İnsanın hayatı boyunca alıştığı, farkında olmadan günlük yaşantısında defalarca tekrarladığı davranışları ya da yaşadığı hisleri vardır. Yaşam boyunca alışkanlık haline gelen bu davranışlar ve hisler bazen o duygunun önemini biraz olsun yitirmesine, verdiğimiz önemin yokmuş gibi anlaşılmasına sebep olabilir. Bu yazımdaki amacım yaşantımızda aslında çok büyük bir yere sahip olan fakat günlük yaşantı halinde belirli bir alışkanlık seviyesine ulaştığı için değeri pek fazla hissedilmeyen müziğin kıymetini ve hayatımızdaki yerini anlatmak.
Öncelikle müziği tanımlamakla işe başlayalım;
Müziğin iki adet tanımı mevcuttur. Bunlardan bir tanesi “ İnsanların duygu ve düşüncelerini ezgiler yoluyla anlatma sanatına müzik denir.” , diğeri ise “ İnsanların duygularını şekillendiren ve yön vermeye yardımcı olan sanat biçimine müzik denir.” dir.
Yani müzik hem bizim duygularımızı yansıtıyor, hem de mevcut duygularımıza yön verip bu duygularımızın değişimini sağlayabiliyor. Müziğin insan hayatındaki yerini anlayabilmemiz için öncelikle bu tanımları bilmemiz ve müziği bir süreliğine hayatımızdan tamamen çıkardığımızı düşünmemiz gerekiyor. Aslında bu söylediğimi yapabilmemiz çok da mümkün değil. Çünkü müzik sadece belirli bir düzende oluşturulmuş nota kalıpları değildir. Aynı zamanda doğada duyduğumuz tüm sesler (adım sesleri, korna sesleri, rüzgar ses…) müziğin ve onun içinde bulunan bazı kavramların temelidir. Fakat biz yine de ilk aklımıza gelen haliyle yani sadece nota kalıpları olarak düşünüp hayatımızdan çıkardığımızı farzedelim. En basit örneğiyle izlediğimiz bir diziyi ya da filmi hayal edelim. Duygusal sahnelerde gelen hüzün dolu nağmelerin ya da komik sahnelere eşlik eden neşeli notaların tamamını çıkarın bu sahnelerden. Kesinlikle izlediğimiz şey tamamen anlamsızlaşır demeyeceğim çünkü tabi ki burada sanatın bir kolu olan sahne sanatı elbette o duyguyu bize yeterince tattıracaktır.
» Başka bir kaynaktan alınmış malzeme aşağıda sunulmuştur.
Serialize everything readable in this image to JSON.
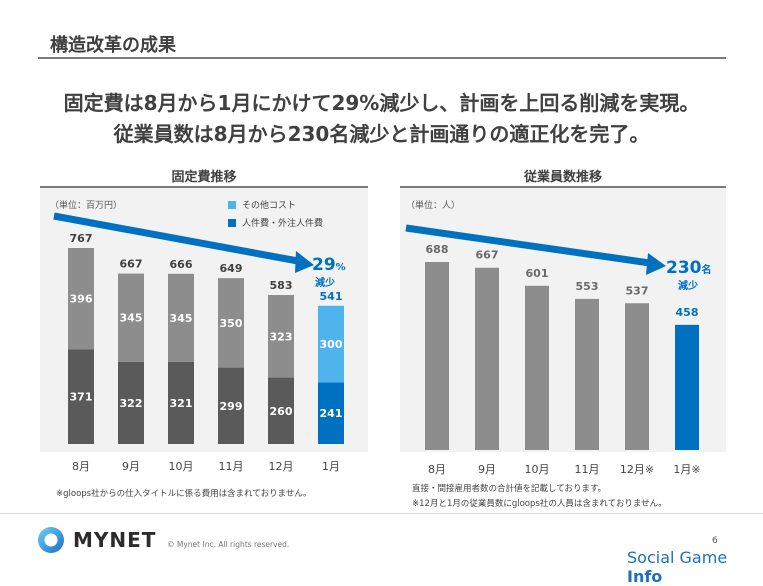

Fakat müzik, bu sanatla uğraşan kişilerin vermek istedikleri o duyguyu ciddi anlamda desteklemektedir. Yine aynı şekilde izlediğimiz reklamların ardındaki müziği çıkarttığımızda bizde bıraktığı etkiyi ve normal haliyle bizde bıraktığı etkiyi karşılaştırırsanız ne demek istediğim sanırım daha net anlaşılacaktır. Yolculuk yaparken araba içindeki diğer insanlardan sonra belki de en kıymetli dostumuzdur müzik. Okulda çalan müzik bizleri derse davet eder ve eve uğurlar. Alışveriş yaparken işyerinde çalınan müzik cezbeder bizi orada 3 değil de 5 dakika geçirmeye. Yürürken, koşarken mırıldandığımız ya da dinlediğimiz ezgidir müzik. Saymakla bitiremeyeceğimiz her yerde dolu dolu müzik. Doğumdan itibaren uzunca bir süre bizi uykuya daldıran ve ömrümüzün son anına kadar bize eşlik edecek olan, istesek dahi hayatımızdan tamamen çıkaramayacağımız bir sanattır bizim uğraşımız.
Her yaş grubunda, tüm statülerde değeri çok daha fazla görülmesi umudumla.